Während um ihn herum Menschen ermordet wurden, nüchterner als er es in seiner alten Ordnung jemals gelernt hatte, Menschen in ihren Tod hineinzuverwalten, dachte er manchmal: Das hat nichts mit mir zu tun!, dann dachte er: Oder haben wir das, haben wir das vorbereitet, wir und unser Krieg, meiner, haben wir dieses Denken vorbereitet, dieses Sprechen und dieses Handeln, haben wir die Technik dazu vorbereitet und die Tatkraft, die Taktik des ewigen Angriffs, im Sinne der Vernichtung des Unterlegenen, des Schwächeren und damit Nicht-Lebenswerten? Doch wohl nicht, wir doch nicht. Das kannst du dir gar nicht vorstellen! Während er so herumdachte, blieb sein wirres Denken an jenen Sekunden gegen Ende des letzten Großen Krieges, seines Krieges, haften, jene oft wenigen Sekunden, wie ihm schien, die sein Leben verändert hatten.
Es waren nicht die Auszüge, Einzüge, Unterschriften auf wichtigen Befehlen gewesen. Es waren andere Momente gewesen, zum Beispiel die Ohrfeige in Belgrad oder der Rauch, der kleine Schritt weiter, über eine Grenze hinaus, die er immer gespürt, aber zuvor nie überschritten hatte.
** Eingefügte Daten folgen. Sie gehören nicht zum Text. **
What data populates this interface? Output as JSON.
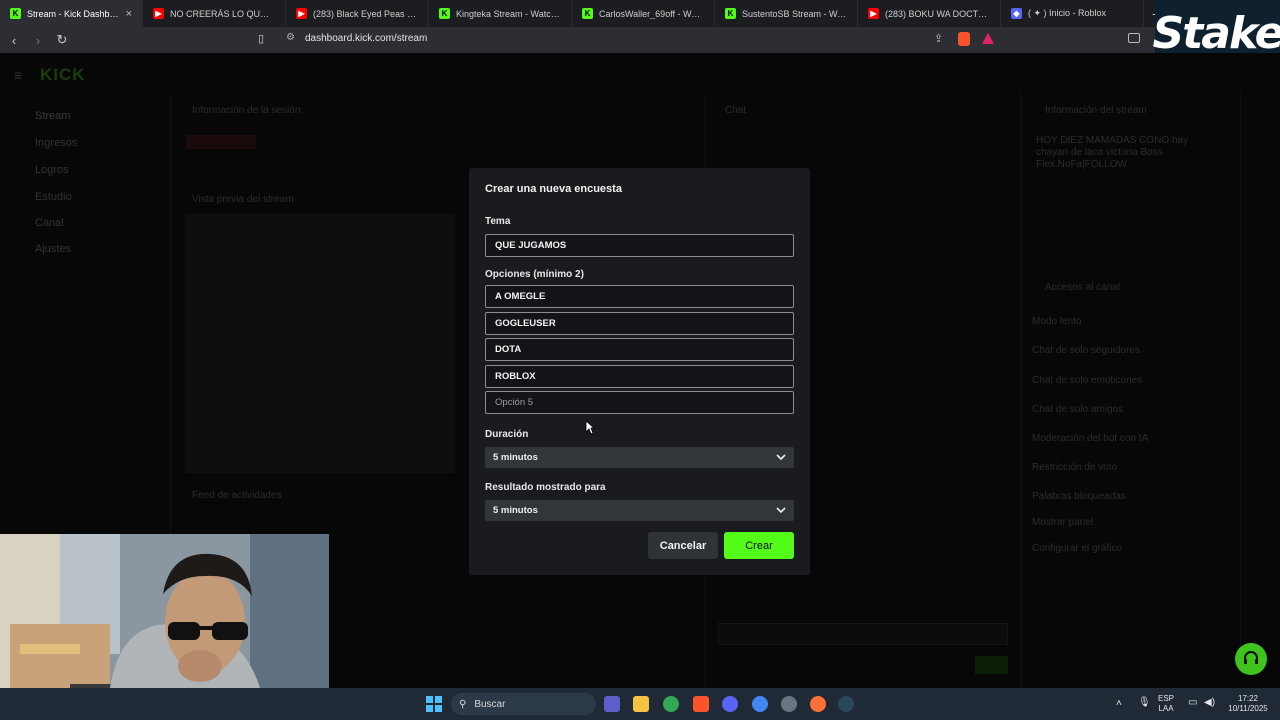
{
  "browser": {
    "tabs": [
      {
        "title": "Stream - Kick Dashboard",
        "icon": "kick",
        "active": true
      },
      {
        "title": "NO CREERÁS LO QUE PASÓ EN",
        "icon": "yt"
      },
      {
        "title": "(283) Black Eyed Peas - I Gotta",
        "icon": "yt"
      },
      {
        "title": "Kingteka Stream - Watch L",
        "icon": "kick"
      },
      {
        "title": "CarlosWaller_69off - Watch the",
        "icon": "kick"
      },
      {
        "title": "SustentoSB Stream - Watch",
        "icon": "kick"
      },
      {
        "title": "(283) BOKU WA DOCTOR - You",
        "icon": "yt"
      },
      {
        "title": "( ✦ ) Inicio - Roblox",
        "icon": "rb"
      }
    ],
    "close_glyph": "×",
    "new_tab_glyph": "+",
    "url": "dashboard.kick.com/stream",
    "brand_color": "#53fc18"
  },
  "overlay": {
    "stake_logo": "Stake"
  },
  "dashboard": {
    "logo": "KICK",
    "nav": [
      "Stream",
      "Ingresos",
      "Logros",
      "Estudio",
      "Canal",
      "Ajustes"
    ],
    "session_title": "Información de la sesión",
    "preview_title": "Vista previa del stream",
    "feed_title": "Feed de actividades",
    "chat_title": "Chat",
    "stream_info_title": "Información del stream",
    "stream_info_text": "HOY DIEZ MAMADAS CONO hay chayan de laca victoria Boss Flex.NoFa|FOLLOW",
    "quick_access": "Accesos al canal",
    "quick_items": [
      "Modo lento",
      "Chat de solo seguidores",
      "Chat de solo emoticones",
      "Chat de solo amigos",
      "Moderación del bot con IA",
      "Restricción de voto",
      "Palabras bloqueadas",
      "Mostrar panel",
      "Configurar el gráfico"
    ]
  },
  "poll_modal": {
    "title": "Crear una nueva encuesta",
    "topic_label": "Tema",
    "topic_value": "QUE JUGAMOS",
    "options_label": "Opciones (mínimo 2)",
    "options": [
      "A OMEGLE",
      "GOGLEUSER",
      "DOTA",
      "ROBLOX"
    ],
    "option_placeholder": "Opción 5",
    "duration_label": "Duración",
    "duration_value": "5 minutos",
    "result_label": "Resultado mostrado para",
    "result_value": "5 minutos",
    "cancel_label": "Cancelar",
    "create_label": "Crear"
  },
  "taskbar": {
    "search_placeholder": "Buscar",
    "lang_top": "ESP",
    "lang_bottom": "LAA",
    "time": "17:22",
    "date": "10/11/2025"
  }
}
Erinnerungen an ein Zurück, die sich gegen ihn wendeten, weil er sie zu oft in die Nacht gedrängt hatte verschwimmen lassen wollen. Echos von Feuern, Stricken, Schießbefehlen. Diese eine Nacht, in der er, in eine fremde Hütte eingedrungen, den Schrei eines Mütterchens ignoriert hatte, in die gleiche Hütte, in die er später Fleisch mitgenommen hatte, täglich, nach Kriegsende. Wollen wir nicht alle Versöhnung, Vergebung, Vergessen, wollen wir nicht alle Ewigkeit und Amen? Das Fleisch niederlegen vor diese Augen, bitten um Erbarmen?
Draußen legten sie im damaligen Belgrad Kränze nieder, er aber wiederholte tagtäglich seine verzweifelten Fleischniederlegungen. Die Frau hatte immer fest geschlossene Lippen, sie waren ganz hart. Wenn er sie küssen wollte, musste er ihr die Lippen auseinanderbeißen, die Zähne aufstemmen mit seiner Zunge. Gab es kein Fleisch, was öfter als nur zuweilen vorkam, auch nach dem Krieg, fuhr er seine Arme aus oder seinen Hals, bedeutete ihr: Deines, wenn du willst! Erlaube mir, diese Haut aufzuschneiden, um dir zu zeigen, was sich darunter … Schlage deine Zähne in mein Fleisch und Blut. Da, nimm es dir, mein Leben, beiß zu. Sie biss nicht, mochte von diesem Leben, das noch immer nicht vorbei sein wollte, nicht kosten. So allein und so gedemütigt war noch nie jemand, dachte er, fühlte er. Er wusste von anderen Einsamkeiten, anderen Schmerzen viel zu wenig.
Dass damals in der Belgrader Kafana aus seinem Nicken, Weghören, Wegdenken, dass aus diesem Nicken ein Hinhören und Kopfschütteln geworden war?, und dass schließlich das Kopfschütteln noch begleitet wurde von seiner ungeheuerlichen Aussage – Das sehe er anders! –, wie war das möglich gewesen? Woher hatte er diese Kraft zur Auflehnung erhalten? War er nicht ein durchschnittlicher Mensch gewesen, ein ordentlicher Offizier mit ordentlichen Träumen, Wünschen, Hoffnungen? Zitronen hatte er sich versprochen von seinem Leben, blaue Himmelsausschnitte über seiner Sommerresidenz, einen Strohhut und einen Strohhalm zum darauf Herumkauen im Mohnfeld, eine rotbraune Erde, die er nicht zu erobern, nur zu beackern hätte als alter Mann, Wein anbauend im Karst, im slowenischen, von Hühnern umgeben und von sauberen Schweineställen, von noch saubereren Schweinen, die er nicht zum Abschlachten hochgezüchtet hätte, sondern um sie auf Trüffeljagd in seinen Karst zu schicken.